I can only guess that you are connecting everything thru a switch.  With a
switch or some dual speed hubs (ish) each port will autonegotiate to the
lowest common denominator for that point to point connection.  First it will
try 100Mb full duplex, then 100Mb half duplex, then do the same with 10Mb.
So if you are connecting a switch to a 10Mb hub then the switch will
negotiate a 10Mb half duplex connection because the hub is only capable of
10Mb half duplex.  When connecting to just about any 10/100 NIC that you
could buy today  the switch and NIC will negotiate a 100Mb full duplex
connection on that port.  That same NIC would negotiate a 10Mb half duplex
connection with a 10Mb hub.

The point is the two speeds do not exist on one cable at the same time.
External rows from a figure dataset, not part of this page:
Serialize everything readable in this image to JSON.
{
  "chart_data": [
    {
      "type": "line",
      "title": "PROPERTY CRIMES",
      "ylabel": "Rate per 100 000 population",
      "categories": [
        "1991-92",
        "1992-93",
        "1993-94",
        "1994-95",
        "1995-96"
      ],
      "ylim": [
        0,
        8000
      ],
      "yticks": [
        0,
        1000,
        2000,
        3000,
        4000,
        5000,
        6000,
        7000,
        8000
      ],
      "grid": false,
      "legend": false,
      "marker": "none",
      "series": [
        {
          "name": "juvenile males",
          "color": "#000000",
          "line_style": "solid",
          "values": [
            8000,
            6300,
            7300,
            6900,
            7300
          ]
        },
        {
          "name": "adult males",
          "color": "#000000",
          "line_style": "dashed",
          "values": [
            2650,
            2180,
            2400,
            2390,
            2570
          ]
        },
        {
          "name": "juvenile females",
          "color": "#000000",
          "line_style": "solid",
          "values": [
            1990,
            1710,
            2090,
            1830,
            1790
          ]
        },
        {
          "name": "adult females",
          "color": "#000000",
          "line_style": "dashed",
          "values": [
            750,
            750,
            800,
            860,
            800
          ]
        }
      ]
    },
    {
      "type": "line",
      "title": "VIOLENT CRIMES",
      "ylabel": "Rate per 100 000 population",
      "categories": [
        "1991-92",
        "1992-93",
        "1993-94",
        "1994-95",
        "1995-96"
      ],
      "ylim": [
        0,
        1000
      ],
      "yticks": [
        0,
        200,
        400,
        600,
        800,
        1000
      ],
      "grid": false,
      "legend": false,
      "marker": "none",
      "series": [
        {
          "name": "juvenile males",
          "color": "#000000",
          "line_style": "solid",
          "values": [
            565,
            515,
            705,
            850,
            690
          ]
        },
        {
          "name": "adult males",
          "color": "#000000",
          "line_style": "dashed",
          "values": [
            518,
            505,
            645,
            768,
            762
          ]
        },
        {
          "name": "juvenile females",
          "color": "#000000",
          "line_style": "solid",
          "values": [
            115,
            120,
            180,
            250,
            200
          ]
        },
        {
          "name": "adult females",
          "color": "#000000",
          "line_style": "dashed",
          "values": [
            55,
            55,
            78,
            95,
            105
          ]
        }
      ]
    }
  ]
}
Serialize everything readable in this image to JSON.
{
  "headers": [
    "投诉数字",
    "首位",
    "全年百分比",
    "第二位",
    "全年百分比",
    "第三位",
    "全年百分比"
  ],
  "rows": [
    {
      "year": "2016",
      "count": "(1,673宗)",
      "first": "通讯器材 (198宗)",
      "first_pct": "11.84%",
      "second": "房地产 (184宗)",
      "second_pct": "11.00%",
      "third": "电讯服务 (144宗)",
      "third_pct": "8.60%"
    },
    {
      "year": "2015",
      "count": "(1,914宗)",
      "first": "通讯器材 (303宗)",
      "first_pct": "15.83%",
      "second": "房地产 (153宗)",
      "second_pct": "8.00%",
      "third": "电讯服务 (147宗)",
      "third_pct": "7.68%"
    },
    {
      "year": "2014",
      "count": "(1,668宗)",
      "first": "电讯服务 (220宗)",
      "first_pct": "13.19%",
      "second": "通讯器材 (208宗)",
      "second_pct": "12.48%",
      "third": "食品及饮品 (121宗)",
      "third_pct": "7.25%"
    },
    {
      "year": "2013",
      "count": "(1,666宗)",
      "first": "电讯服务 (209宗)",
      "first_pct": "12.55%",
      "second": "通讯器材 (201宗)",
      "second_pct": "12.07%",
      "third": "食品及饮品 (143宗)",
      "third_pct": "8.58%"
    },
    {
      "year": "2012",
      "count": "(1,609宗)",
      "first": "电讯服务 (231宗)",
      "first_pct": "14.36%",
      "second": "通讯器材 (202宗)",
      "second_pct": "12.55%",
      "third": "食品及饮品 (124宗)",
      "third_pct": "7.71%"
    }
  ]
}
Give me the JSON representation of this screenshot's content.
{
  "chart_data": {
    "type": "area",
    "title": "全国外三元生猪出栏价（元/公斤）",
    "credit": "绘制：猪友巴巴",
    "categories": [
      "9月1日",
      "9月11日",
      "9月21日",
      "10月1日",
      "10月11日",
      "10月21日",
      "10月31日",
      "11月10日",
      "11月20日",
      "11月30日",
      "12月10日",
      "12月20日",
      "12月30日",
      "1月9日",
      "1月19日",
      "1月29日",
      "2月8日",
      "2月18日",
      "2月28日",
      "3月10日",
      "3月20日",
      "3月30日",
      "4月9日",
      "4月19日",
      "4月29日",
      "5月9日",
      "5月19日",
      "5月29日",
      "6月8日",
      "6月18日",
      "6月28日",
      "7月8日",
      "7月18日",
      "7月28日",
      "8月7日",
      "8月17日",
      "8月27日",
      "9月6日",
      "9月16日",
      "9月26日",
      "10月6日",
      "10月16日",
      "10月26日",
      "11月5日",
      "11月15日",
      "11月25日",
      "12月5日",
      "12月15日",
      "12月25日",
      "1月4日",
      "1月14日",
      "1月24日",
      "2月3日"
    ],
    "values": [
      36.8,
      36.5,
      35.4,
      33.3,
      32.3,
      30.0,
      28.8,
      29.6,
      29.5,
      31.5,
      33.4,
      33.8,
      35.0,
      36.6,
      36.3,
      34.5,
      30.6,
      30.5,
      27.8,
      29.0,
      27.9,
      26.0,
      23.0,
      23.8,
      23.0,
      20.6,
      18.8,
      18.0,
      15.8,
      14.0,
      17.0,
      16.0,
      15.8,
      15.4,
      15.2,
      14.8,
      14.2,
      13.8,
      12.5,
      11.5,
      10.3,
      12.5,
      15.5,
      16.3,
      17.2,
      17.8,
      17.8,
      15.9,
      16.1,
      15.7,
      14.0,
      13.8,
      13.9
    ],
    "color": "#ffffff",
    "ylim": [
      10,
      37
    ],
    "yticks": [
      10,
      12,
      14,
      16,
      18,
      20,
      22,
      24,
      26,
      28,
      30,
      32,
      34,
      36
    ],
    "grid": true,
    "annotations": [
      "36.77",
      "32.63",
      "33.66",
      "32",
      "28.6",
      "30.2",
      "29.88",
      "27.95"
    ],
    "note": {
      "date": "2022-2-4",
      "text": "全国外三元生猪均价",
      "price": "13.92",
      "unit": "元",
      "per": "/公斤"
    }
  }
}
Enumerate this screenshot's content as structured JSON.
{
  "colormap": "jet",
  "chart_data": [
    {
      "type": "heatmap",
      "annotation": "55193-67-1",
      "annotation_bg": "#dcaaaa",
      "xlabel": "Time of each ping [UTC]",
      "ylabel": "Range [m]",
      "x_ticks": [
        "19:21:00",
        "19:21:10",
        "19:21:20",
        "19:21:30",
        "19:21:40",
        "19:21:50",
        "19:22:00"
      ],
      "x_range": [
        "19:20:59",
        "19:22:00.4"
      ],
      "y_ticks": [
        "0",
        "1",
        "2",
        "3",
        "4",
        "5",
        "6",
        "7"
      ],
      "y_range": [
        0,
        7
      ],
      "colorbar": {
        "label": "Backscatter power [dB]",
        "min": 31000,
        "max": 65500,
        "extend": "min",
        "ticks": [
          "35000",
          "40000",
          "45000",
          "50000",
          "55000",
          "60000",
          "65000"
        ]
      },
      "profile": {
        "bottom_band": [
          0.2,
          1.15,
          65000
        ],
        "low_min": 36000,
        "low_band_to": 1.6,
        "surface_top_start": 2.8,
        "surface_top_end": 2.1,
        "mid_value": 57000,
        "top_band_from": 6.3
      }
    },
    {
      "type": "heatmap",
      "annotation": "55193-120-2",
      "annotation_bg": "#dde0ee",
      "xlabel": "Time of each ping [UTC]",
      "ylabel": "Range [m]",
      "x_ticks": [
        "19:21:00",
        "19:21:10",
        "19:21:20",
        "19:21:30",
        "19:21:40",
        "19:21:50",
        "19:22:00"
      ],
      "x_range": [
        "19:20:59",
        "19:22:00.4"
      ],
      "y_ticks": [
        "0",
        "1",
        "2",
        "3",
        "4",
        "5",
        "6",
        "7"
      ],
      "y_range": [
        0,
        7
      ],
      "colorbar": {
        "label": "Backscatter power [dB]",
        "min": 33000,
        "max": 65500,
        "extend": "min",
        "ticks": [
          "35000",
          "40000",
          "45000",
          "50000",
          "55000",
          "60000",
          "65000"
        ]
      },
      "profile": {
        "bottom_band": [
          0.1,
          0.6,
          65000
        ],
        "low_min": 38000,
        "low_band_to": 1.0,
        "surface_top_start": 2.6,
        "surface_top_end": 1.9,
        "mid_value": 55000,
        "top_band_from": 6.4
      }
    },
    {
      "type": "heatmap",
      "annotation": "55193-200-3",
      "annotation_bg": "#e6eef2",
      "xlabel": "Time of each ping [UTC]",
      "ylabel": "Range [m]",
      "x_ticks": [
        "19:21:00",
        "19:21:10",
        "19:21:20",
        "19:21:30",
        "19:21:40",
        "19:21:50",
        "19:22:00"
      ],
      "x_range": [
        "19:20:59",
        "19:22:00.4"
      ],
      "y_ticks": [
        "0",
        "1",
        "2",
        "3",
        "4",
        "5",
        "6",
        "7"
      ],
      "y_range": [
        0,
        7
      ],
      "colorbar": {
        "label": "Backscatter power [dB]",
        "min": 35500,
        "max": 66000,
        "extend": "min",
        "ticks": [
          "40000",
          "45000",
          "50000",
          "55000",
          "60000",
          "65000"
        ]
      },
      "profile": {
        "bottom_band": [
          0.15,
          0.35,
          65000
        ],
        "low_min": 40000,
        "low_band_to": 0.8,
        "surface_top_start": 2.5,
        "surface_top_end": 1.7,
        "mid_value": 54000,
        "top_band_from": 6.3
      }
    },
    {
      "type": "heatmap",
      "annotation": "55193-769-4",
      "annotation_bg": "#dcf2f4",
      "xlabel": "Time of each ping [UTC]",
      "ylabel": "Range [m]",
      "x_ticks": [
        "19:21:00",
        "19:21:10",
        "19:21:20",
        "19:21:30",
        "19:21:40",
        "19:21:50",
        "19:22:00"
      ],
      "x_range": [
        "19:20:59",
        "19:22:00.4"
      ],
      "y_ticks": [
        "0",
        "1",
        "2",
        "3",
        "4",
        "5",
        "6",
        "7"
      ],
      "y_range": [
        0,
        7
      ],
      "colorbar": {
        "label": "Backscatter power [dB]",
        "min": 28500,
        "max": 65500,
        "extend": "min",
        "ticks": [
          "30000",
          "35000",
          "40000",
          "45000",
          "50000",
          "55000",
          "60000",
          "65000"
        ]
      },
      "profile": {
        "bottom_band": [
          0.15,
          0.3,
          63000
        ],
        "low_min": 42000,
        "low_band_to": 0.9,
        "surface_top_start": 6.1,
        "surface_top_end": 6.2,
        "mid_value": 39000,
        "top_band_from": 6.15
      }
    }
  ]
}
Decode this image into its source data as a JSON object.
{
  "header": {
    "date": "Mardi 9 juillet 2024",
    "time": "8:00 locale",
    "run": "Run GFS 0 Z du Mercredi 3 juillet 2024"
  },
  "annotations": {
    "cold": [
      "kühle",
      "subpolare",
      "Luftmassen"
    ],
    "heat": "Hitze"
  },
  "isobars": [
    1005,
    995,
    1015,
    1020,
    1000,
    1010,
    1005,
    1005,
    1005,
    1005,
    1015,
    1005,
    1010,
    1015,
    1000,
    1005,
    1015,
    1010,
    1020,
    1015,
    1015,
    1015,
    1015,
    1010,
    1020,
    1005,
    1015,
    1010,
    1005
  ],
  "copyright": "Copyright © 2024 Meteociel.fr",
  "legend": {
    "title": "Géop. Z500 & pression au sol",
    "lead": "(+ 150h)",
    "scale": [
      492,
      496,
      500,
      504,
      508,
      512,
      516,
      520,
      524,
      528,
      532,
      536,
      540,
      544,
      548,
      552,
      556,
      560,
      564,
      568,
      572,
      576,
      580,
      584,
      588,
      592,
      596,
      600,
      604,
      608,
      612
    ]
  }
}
So it looks like the common system you are transfering files to/from
(server) is at 100Mb on one switch port, one PC is at 100Mb and the last one
is at 10Mb.  The 100Mb system talks to the switch at 100Mb and the switch
talks to the server at 100Mb.  The 10Mb system talks to the switch at 10Mb
and the switch talks to the server at 100Mb but using only 1/10th of the
available pipe. (If all else is quiet anyway and assuming that the system is
capable of filing the pipe.)

Dual speed hubs work in a similar fashion but a dual speed hub basically has
a 10Mb collision domain and a 100Mb collision domain that are connected thru
a 2 port switch.  In my opinion this was a half assed slipshod way of doing
it and only made sense during the 6-12 month time frame when 10/100 switches
were just a little too expensive.  I would explain more but I have probably
already done severe brain damage to some people with my discombobulated
explanation.

Even I am bored with me at this point.


-----Original Message-----
From: Mike Bresnahan [mailto:mbresnah at visi.com]
Sent: Sunday, November 18, 2001 4:16 PM
To: Tclug-List at Mn-Linux.Org
Subject: [TCLUG] Co-living 100mb and 10mb ethernet


Could someone explain to me in a nutshell how 10mb and 100mb co-exist
happily on the same ethernet?  For example, I have 3PCs and a DSL modem on
my local network.  1 PC and the modem have 10mb cards and 2 of the PCs have
100mb cards.  When I transfer a file from one of the 100mb machines it takes
about 5 times less time than when I transfer to the 10mb machine, so it
certainly appears that the network is capable of both speeds.  Evidently the
10mb is able to detect and handle collisions with the 100mb and vice versa.
Perhaps it's because they both use the same carrier frequency; if they use
such a thing?  Also, is a 5x speed difference what I should expect?  Not
10x?

Take pity on me.  I'm a software guy.